Orion Neomatik 41 to „trójwskazówkowiec” z małym sekundnikiem usytuowanym na godzinie szóstej. Oprócz aktualnej godziny z cyferblatu możemy odczytać dzień miesiąca. Okienko od tego wskazania znajduje się na godzinie trzeciej. Na plus należy zaliczyć tło, które jest pod kolor tarczy. Niestety, ale nie wszyscy producenci dbają o takie szczegóły, a to właśnie one wpływają na końcowy efekt.
Tak, jak wspomniałem na początku, dostępne są dwa nowe warianty kolorystyczne. Pierwszy z nich posiada ciemnogranatową tarczę ze srebrzystymi wskazówkami i indeksami oraz złotymi akcentami. Drugim wariantem jest zegarek z oliwkową tarczą, pozłacanymi wskazówkami i kremowym liternictwem. Obie wersje są kapitalnie zestawione, jednak zdecydowanie bliższa mojemu sercu jest ta pierwsza.

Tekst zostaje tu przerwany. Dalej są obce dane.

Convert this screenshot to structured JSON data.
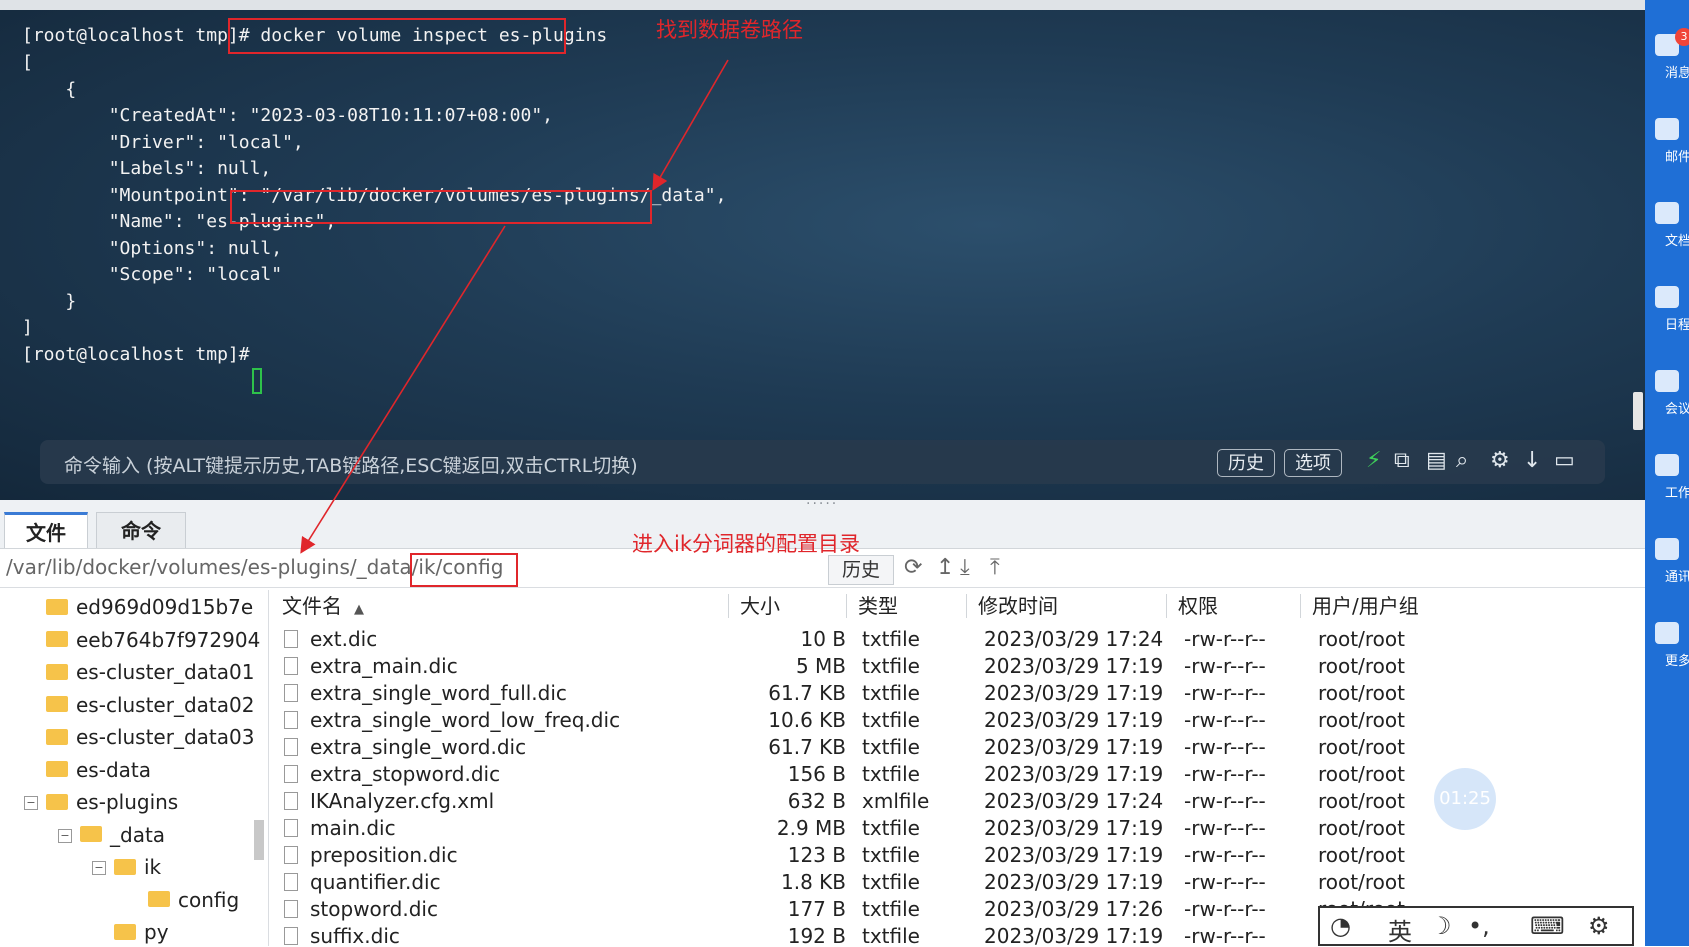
{
  "terminal": {
    "lines": [
      "[root@localhost tmp]# docker volume inspect es-plugins",
      "[",
      "    {",
      "        \"CreatedAt\": \"2023-03-08T10:11:07+08:00\",",
      "        \"Driver\": \"local\",",
      "        \"Labels\": null,",
      "        \"Mountpoint\": \"/var/lib/docker/volumes/es-plugins/_data\",",
      "        \"Name\": \"es-plugins\",",
      "        \"Options\": null,",
      "        \"Scope\": \"local\"",
      "    }",
      "]",
      "[root@localhost tmp]# "
    ],
    "annotation_top": "找到数据卷路径",
    "annotation_path": "进入ik分词器的配置目录",
    "command_placeholder": "命令输入 (按ALT键提示历史,TAB键路径,ESC键返回,双击CTRL切换)",
    "history_button": "历史",
    "options_button": "选项",
    "toolbar_icons": [
      "lightning-icon",
      "copy-icon",
      "paste-icon",
      "search-icon",
      "gear-icon",
      "download-arrow-icon",
      "maximize-icon"
    ]
  },
  "tabs": {
    "files": "文件",
    "commands": "命令"
  },
  "pathbar": {
    "path": "/var/lib/docker/volumes/es-plugins/_data/ik/config",
    "history": "历史"
  },
  "tree": [
    {
      "label": "ed969d09d15b7e"
    },
    {
      "label": "eeb764b7f972904"
    },
    {
      "label": "es-cluster_data01"
    },
    {
      "label": "es-cluster_data02"
    },
    {
      "label": "es-cluster_data03"
    },
    {
      "label": "es-data"
    },
    {
      "label": "es-plugins",
      "expander": "−"
    },
    {
      "label": "_data",
      "expander": "−"
    },
    {
      "label": "ik",
      "expander": "−"
    },
    {
      "label": "config",
      "selected": true
    },
    {
      "label": "py"
    }
  ],
  "filelist": {
    "columns": [
      "文件名",
      "大小",
      "类型",
      "修改时间",
      "权限",
      "用户/用户组"
    ],
    "sort_indicator": "▲",
    "rows": [
      {
        "name": "ext.dic",
        "size": "10 B",
        "type": "txtfile",
        "mtime": "2023/03/29 17:24",
        "perm": "-rw-r--r--",
        "owner": "root/root"
      },
      {
        "name": "extra_main.dic",
        "size": "5 MB",
        "type": "txtfile",
        "mtime": "2023/03/29 17:19",
        "perm": "-rw-r--r--",
        "owner": "root/root"
      },
      {
        "name": "extra_single_word_full.dic",
        "size": "61.7 KB",
        "type": "txtfile",
        "mtime": "2023/03/29 17:19",
        "perm": "-rw-r--r--",
        "owner": "root/root"
      },
      {
        "name": "extra_single_word_low_freq.dic",
        "size": "10.6 KB",
        "type": "txtfile",
        "mtime": "2023/03/29 17:19",
        "perm": "-rw-r--r--",
        "owner": "root/root"
      },
      {
        "name": "extra_single_word.dic",
        "size": "61.7 KB",
        "type": "txtfile",
        "mtime": "2023/03/29 17:19",
        "perm": "-rw-r--r--",
        "owner": "root/root"
      },
      {
        "name": "extra_stopword.dic",
        "size": "156 B",
        "type": "txtfile",
        "mtime": "2023/03/29 17:19",
        "perm": "-rw-r--r--",
        "owner": "root/root"
      },
      {
        "name": "IKAnalyzer.cfg.xml",
        "size": "632 B",
        "type": "xmlfile",
        "mtime": "2023/03/29 17:24",
        "perm": "-rw-r--r--",
        "owner": "root/root"
      },
      {
        "name": "main.dic",
        "size": "2.9 MB",
        "type": "txtfile",
        "mtime": "2023/03/29 17:19",
        "perm": "-rw-r--r--",
        "owner": "root/root"
      },
      {
        "name": "preposition.dic",
        "size": "123 B",
        "type": "txtfile",
        "mtime": "2023/03/29 17:19",
        "perm": "-rw-r--r--",
        "owner": "root/root"
      },
      {
        "name": "quantifier.dic",
        "size": "1.8 KB",
        "type": "txtfile",
        "mtime": "2023/03/29 17:19",
        "perm": "-rw-r--r--",
        "owner": "root/root"
      },
      {
        "name": "stopword.dic",
        "size": "177 B",
        "type": "txtfile",
        "mtime": "2023/03/29 17:26",
        "perm": "-rw-r--r--",
        "owner": "root/root"
      },
      {
        "name": "suffix.dic",
        "size": "192 B",
        "type": "txtfile",
        "mtime": "2023/03/29 17:19",
        "perm": "-rw-r--r--",
        "owner": ""
      }
    ]
  },
  "overlay": {
    "timer": "01:25",
    "ime_lang": "英"
  },
  "sidebar": [
    {
      "label": "消息",
      "badge": "3"
    },
    {
      "label": "邮件",
      "badge": ""
    },
    {
      "label": "文档",
      "badge": ""
    },
    {
      "label": "日程",
      "badge": ""
    },
    {
      "label": "会议",
      "badge": ""
    },
    {
      "label": "工作",
      "badge": ""
    },
    {
      "label": "通讯",
      "badge": ""
    },
    {
      "label": "更多",
      "badge": ""
    }
  ],
  "colors": {
    "annotation": "#e0262b",
    "sidebar": "#1f6fd6",
    "cursor": "#2ec24a"
  }
}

Tytułowy model wieńczy czarny pasek, wykonany z gładkiej i wytrzymałej skóry (Shell Cordovan). Pasek zapinany jest na tradycyjną sprzączkę. Klamerka posiada oryginalny kształt, który może się podobać.
Nowość wyceniono na 3 420 Euro, co czyni ten produkt niezwykle atrakcyjnym finansowo. Mechanizm własnej konstrukcji z innowacyjnym rozwiązaniem datownika jest na pewno mocnym argumentem. Zegarki ze względu na ciekawą kolorystykę oraz optymalny rozmiar będą idealną propozycją na co dzień do biura, ale nie tylko.